“Poor fellow!” the lawyer sighed, as he folded the letter after reading it; “it is a hard case. It is a most trying case, and no one can tell how it will end,” he mused, “else, with her resolution and natural keenness, it seems as if she must have found some way of giving us a hint of her whereabouts if she is detained anywhere against her will.”

But he could only telegraph to Earle: “No clew has yet been discovered.”

And the weary lover resumed his sad quest by himself.

But poor, frail humanity cannot endure everything; there is a point beyond which tired nature refuses to go, and at last, worn almost to a shadow, Earle felt that he must do something to recruit his strength, or he would give out entirely.

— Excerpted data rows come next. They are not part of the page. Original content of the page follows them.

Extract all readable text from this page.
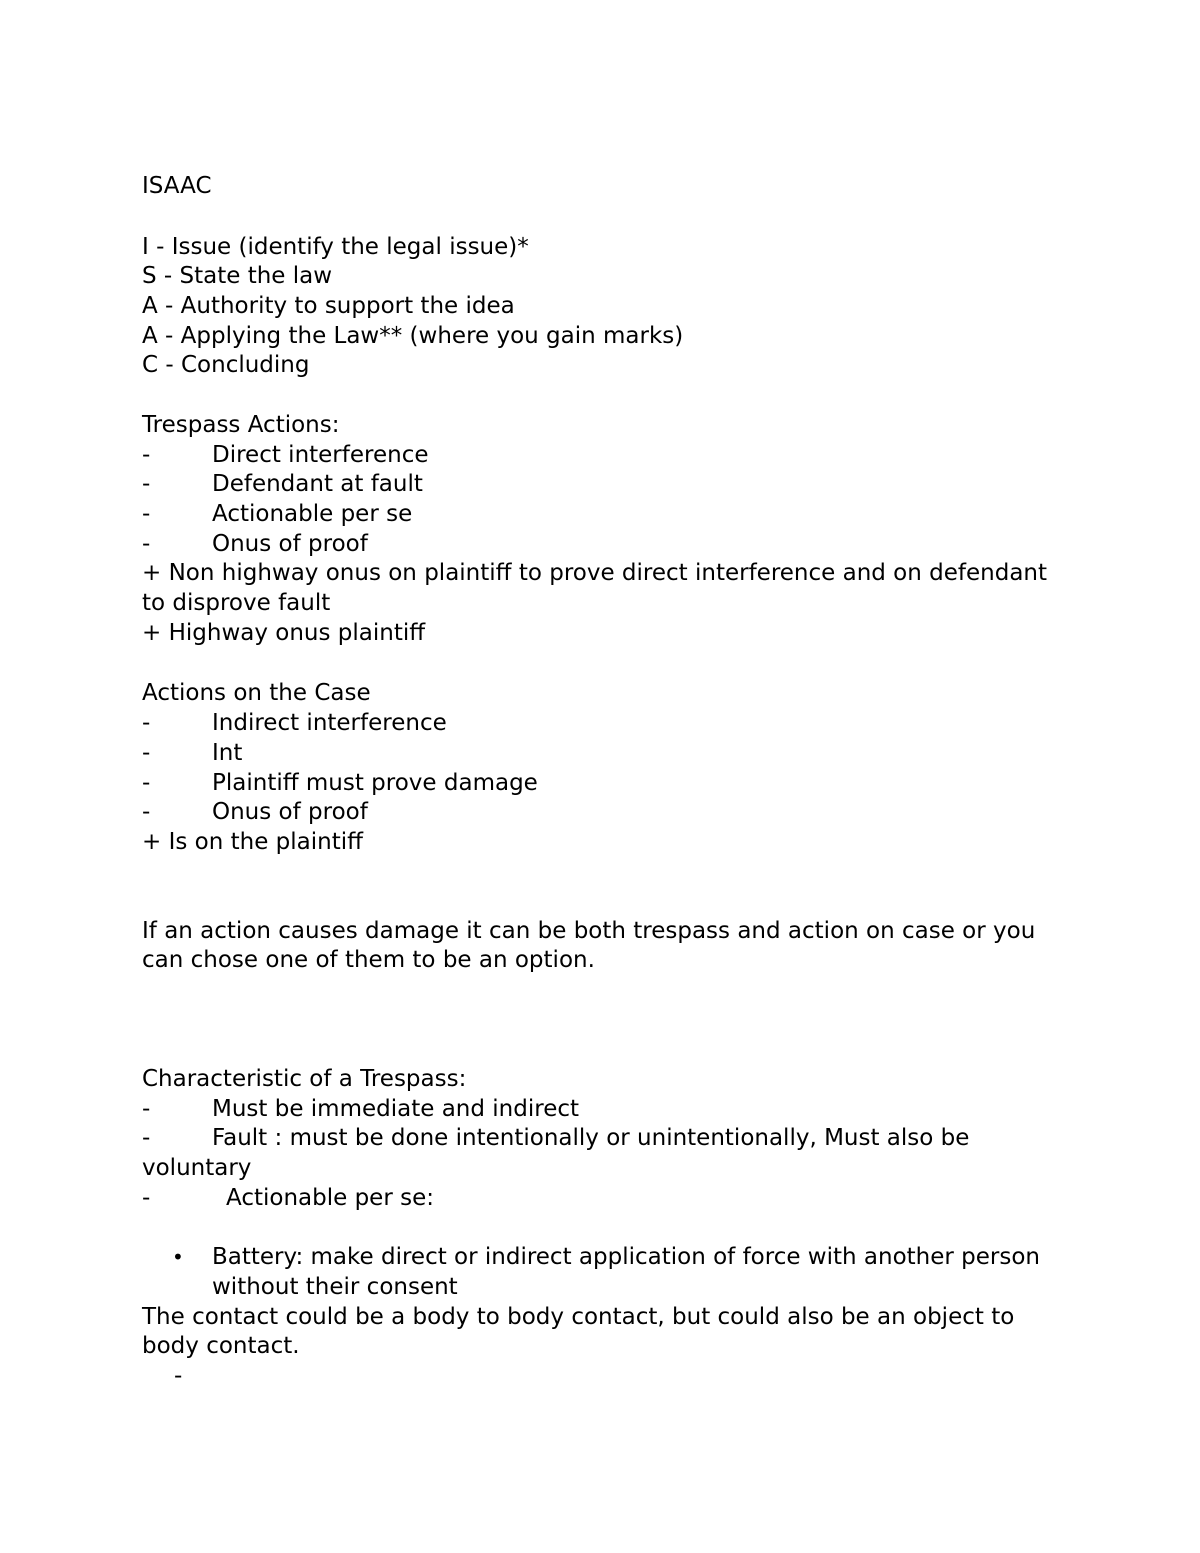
ISAAC
I - Issue (identify the legal issue)*
S - State the law
A - Authority to support the idea
A - Applying the Law** (where you gain marks)
C - Concluding
Trespass Actions:
-	Direct interference
-	Defendant at fault
-	Actionable per se
-	Onus of proof
+ Non highway onus on plaintiff to prove direct interference and on defendant to disprove fault
+ Highway onus plaintiff
Actions on the Case
-	Indirect interference
-	Int
-	Plaintiff must prove damage
-	Onus of proof
+ Is on the plaintiff
If an action causes damage it can be both trespass and action on case or you can chose one of them to be an option.
Characteristic of a Trespass:
-	Must be immediate and indirect
-	Fault : must be done intentionally or unintentionally, Must also be voluntary
-	Actionable per se:
•	Battery: make direct or indirect application of force with another person without their consent
The contact could be a body to body contact, but could also be an object to body contact.
-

A fever seemed to be burning in his veins, drying his blood and parching his skin; his appetite failed him, his strength was leaving him, and he grew so nervous and irritable that the slightest noise startled him painfully, the least opposition or disappointment tried him almost beyond endurance.

“I am going to be sick,” he said one day, when he was nearly prostrated, and looking at his thin, trembling hands. “This anxiety and ceaseless search are fast wearing me out. I must rest, or I shall die, and who then will find my Editha?”

Longing for the sight of some familiar face, and hoping that Mr. Felton might by this time be able to give him a “drop of comfort,” he returned with all speed to the city whence he had started.

Arriving in the evening, some unaccountable repugnance to repairing to the hotel where he usually stopped, and where he had before spent so many restless, miserable nights, seized him, and calling a coach, he gave the name of a smaller, but no less respectable house, located in a quiet street, and was driven thither.

He sought the clerk and asked for a room.

As it happened, the hotel that week was overflowing with transient visitors, and at first the clerk told him that there was not a room to be had in the house.

“You must manage some way to accommodate me, for I am too weary and ill to move another step,” Earle said; and indeed his looks did not belie his words.